この論文は世界的に注目を浴びました。なにしろ、

・実績とユニークな言動で業界に知られる望月教授の論文である(今度は何を始めたんだ)

・ABC予想の証明論文である(本当だったら快挙)

・膨大で難解で、同業者にも理解が困難である(何かすごいことが書いてあるのだろうか)

というわけです。まだ査読を受けて学術誌に掲載されたわけではないのに、早速(2012年)、『ネイチャー』にも取り上げられました。

論文がたどった経過

 望月教授のABC予想証明論文は、数理解析研究所の発行する学術誌『Publications of the Research Institute for Mathematical Sciences(PRIMS)』(編集長は望月教授)への投稿論文ということになります。

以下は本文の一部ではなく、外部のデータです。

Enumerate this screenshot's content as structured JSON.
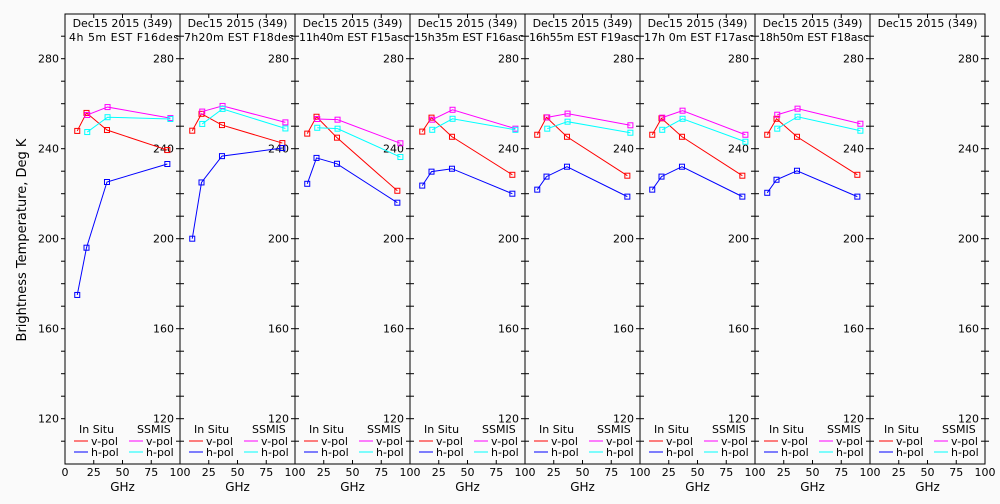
{
  "chart_data": {
    "type": "line",
    "ylabel": "Brightness Temperature, Deg K",
    "xlabel": "GHz",
    "xlim": [
      0,
      100
    ],
    "ylim": [
      100,
      300
    ],
    "x_ticks": [
      0,
      25,
      50,
      75,
      100
    ],
    "y_ticks": [
      120,
      160,
      200,
      240,
      280
    ],
    "grid": false,
    "legend": {
      "placement": "bottom",
      "group_insitu": "In Situ",
      "group_ssmis": "SSMIS",
      "vpol": "v-pol",
      "hpol": "h-pol"
    },
    "colors": {
      "insitu_v": "#ff0000",
      "insitu_h": "#0000ff",
      "ssmis_v": "#ff00ff",
      "ssmis_h": "#00ffff"
    },
    "insitu_freqs": [
      10.65,
      18.7,
      36.5,
      89
    ],
    "ssmis_freqs": [
      19.35,
      37,
      91.65
    ],
    "panels": [
      {
        "title1": "Dec15 2015 (349)",
        "title2": "4h 5m EST F16des",
        "insitu_v": [
          247.9,
          255.9,
          248.3,
          239.4
        ],
        "insitu_h": [
          175,
          196,
          225.2,
          233.2
        ],
        "ssmis_v": [
          255,
          258.5,
          253.6
        ],
        "ssmis_h": [
          247.4,
          254,
          253.2
        ]
      },
      {
        "title1": "Dec15 2015 (349)",
        "title2": "7h20m EST F18des",
        "insitu_v": [
          248,
          255.5,
          250.5,
          242.5
        ],
        "insitu_h": [
          200,
          225,
          236.7,
          240.3
        ],
        "ssmis_v": [
          256.5,
          259,
          251.7
        ],
        "ssmis_h": [
          251,
          257.7,
          249
        ]
      },
      {
        "title1": "Dec15 2015 (349)",
        "title2": "11h40m EST F15asc",
        "insitu_v": [
          246.7,
          254.2,
          244.9,
          221.3
        ],
        "insitu_h": [
          224.4,
          235.9,
          233.3,
          216
        ],
        "ssmis_v": [
          253.2,
          252.9,
          242.4
        ],
        "ssmis_h": [
          249.3,
          248.9,
          236.3
        ]
      },
      {
        "title1": "Dec15 2015 (349)",
        "title2": "15h35m EST F16asc",
        "insitu_v": [
          247.6,
          253.8,
          245.3,
          228.4
        ],
        "insitu_h": [
          223.6,
          229.8,
          231.1,
          220
        ],
        "ssmis_v": [
          252.9,
          257.3,
          248.9
        ],
        "ssmis_h": [
          248.4,
          253.3,
          248.4
        ]
      },
      {
        "title1": "Dec15 2015 (349)",
        "title2": "16h55m EST F19asc",
        "insitu_v": [
          246.2,
          253.9,
          245.3,
          228
        ],
        "insitu_h": [
          221.8,
          227.6,
          232,
          218.7
        ],
        "ssmis_v": [
          253.9,
          255.6,
          250.4
        ],
        "ssmis_h": [
          248.9,
          252,
          247.1
        ]
      },
      {
        "title1": "Dec15 2015 (349)",
        "title2": "17h 0m EST F17asc",
        "insitu_v": [
          246.2,
          253.5,
          245.3,
          228
        ],
        "insitu_h": [
          221.8,
          227.6,
          232,
          218.7
        ],
        "ssmis_v": [
          253.8,
          256.9,
          246.2
        ],
        "ssmis_h": [
          248.4,
          253.3,
          243.1
        ]
      },
      {
        "title1": "Dec15 2015 (349)",
        "title2": "18h50m EST F18asc",
        "insitu_v": [
          246.2,
          253.3,
          245.3,
          228.4
        ],
        "insitu_h": [
          220.4,
          226.2,
          230.2,
          218.7
        ],
        "ssmis_v": [
          255.1,
          257.8,
          251.1
        ],
        "ssmis_h": [
          248.9,
          254.2,
          248
        ]
      },
      {
        "title1": "Dec15 2015 (349)",
        "title2": "",
        "insitu_v": [],
        "insitu_h": [],
        "ssmis_v": [],
        "ssmis_h": []
      }
    ]
  }
}
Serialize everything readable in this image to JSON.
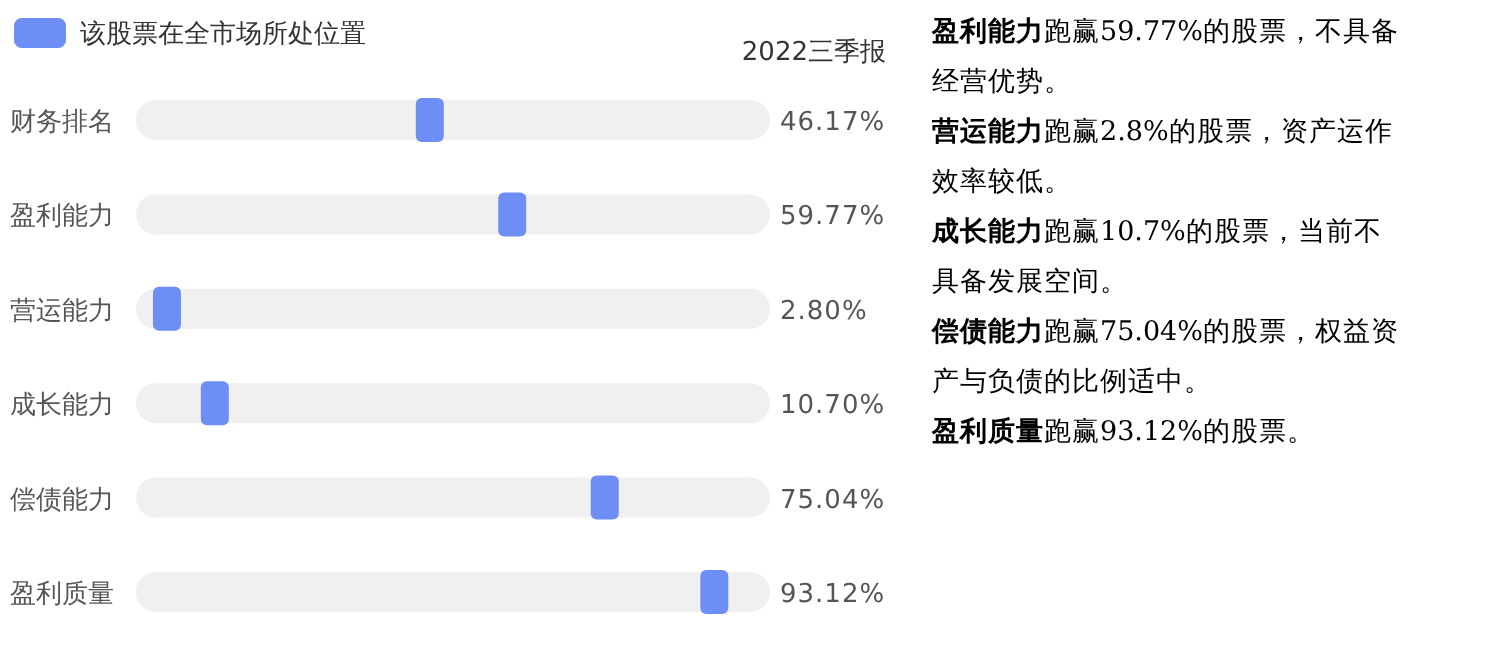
{
  "chart_data": {
    "type": "other",
    "subtitle": "2022三季报",
    "categories": [
      "财务排名",
      "盈利能力",
      "营运能力",
      "成长能力",
      "偿债能力",
      "盈利质量"
    ],
    "series": [
      {
        "name": "该股票在全市场所处位置",
        "color": "#6c8ef5",
        "values": [
          46.17,
          59.77,
          2.8,
          10.7,
          75.04,
          93.12
        ],
        "value_labels": [
          "46.17%",
          "59.77%",
          "2.80%",
          "10.70%",
          "75.04%",
          "93.12%"
        ]
      }
    ],
    "legend": "top left",
    "annotations": [
      "**盈利能力**跑赢59.77%的股票，不具备经营优势。",
      "**营运能力**跑赢2.8%的股票，资产运作效率较低。",
      "**成长能力**跑赢10.7%的股票，当前不具备发展空间。",
      "**偿债能力**跑赢75.04%的股票，权益资产与负债的比例适中。",
      "**盈利质量**跑赢93.12%的股票。"
    ]
  }
}
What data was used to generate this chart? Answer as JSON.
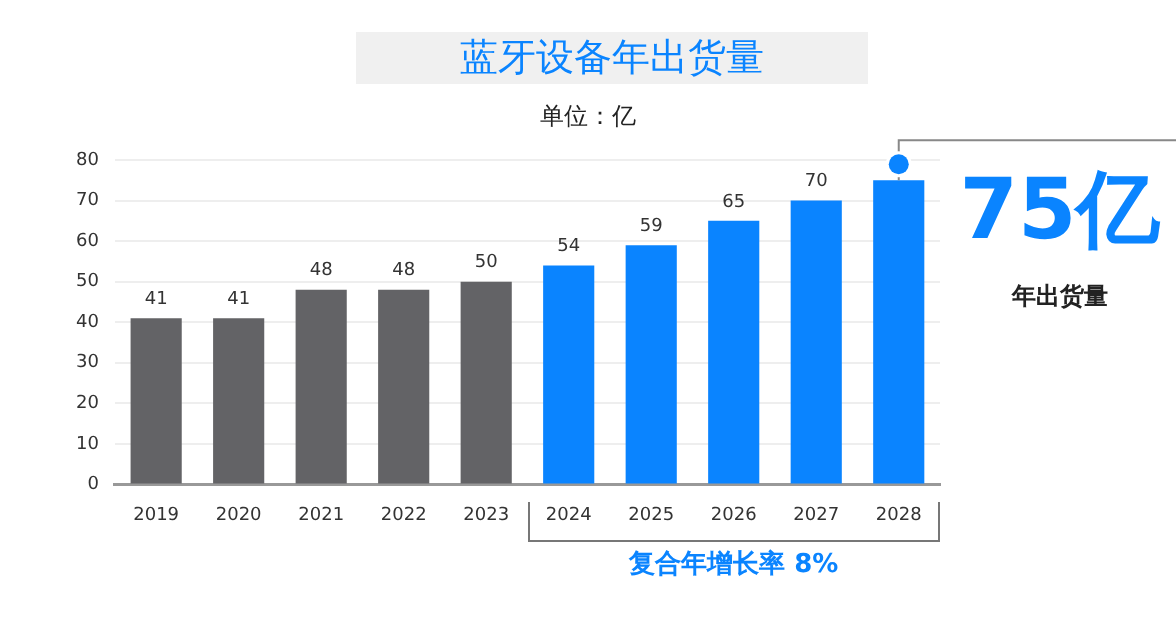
{
  "chart_data": {
    "type": "bar",
    "title": "蓝牙设备年出货量",
    "subtitle": "单位：亿",
    "categories": [
      "2019",
      "2020",
      "2021",
      "2022",
      "2023",
      "2024",
      "2025",
      "2026",
      "2027",
      "2028"
    ],
    "values": [
      41,
      41,
      48,
      48,
      50,
      54,
      59,
      65,
      70,
      75
    ],
    "colors": [
      "#636366",
      "#636366",
      "#636366",
      "#636366",
      "#636366",
      "#0a84ff",
      "#0a84ff",
      "#0a84ff",
      "#0a84ff",
      "#0a84ff"
    ],
    "value_labels": [
      "41",
      "41",
      "48",
      "48",
      "50",
      "54",
      "59",
      "65",
      "70",
      null
    ],
    "ylim": [
      0,
      80
    ],
    "yticks": [
      0,
      10,
      20,
      30,
      40,
      50,
      60,
      70,
      80
    ],
    "grid": "y",
    "legend": false,
    "annotations": [
      {
        "text": "75亿",
        "x": "2028",
        "y": 75
      },
      "年出货量",
      "复合年增长率 8%"
    ]
  }
}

 通常、論文を受け取った学術雑誌の編集部は、(査読のある学術誌なら)査読者(レフェリー)に読んでもらいます。査読者はその論文の研究分野の研究者から編集部が選び、匿名で査読を行ないます。

 査読の結果、その論文に誤りがなく、掲載する価値があると認められたならば、受理(アクセプト)され、掲載される運びとなります。普通の雑誌記事とは逆に、著者が学術誌に対して数十万円程度の掲載料を支払います。

 あいにく掲載が認められなかった(リジェクトされた)場合、著者は、編集部に再考をうながす、別の雑誌に投稿しなおす、発表を諦める、などの手が残されていますが、いずれにしても精神的に消耗させられます。査読者は自分に悪意を持っているあいつだろうか、などと妄想しちゃいますね。

 査読は数週間程度、長いと数カ月かかるものですが、望月論文の場合は5年という異例の長期間に及びました。

 証明論文で用いられている「宇宙際タイヒミュラー理論」は、望月教授が20年以上取り組んで、ほぼ独力で構築してきた理論です。論文には多くの新しい用語や定義がちりばめられ、専門家にとっても理解するのに相当な努力が必要です。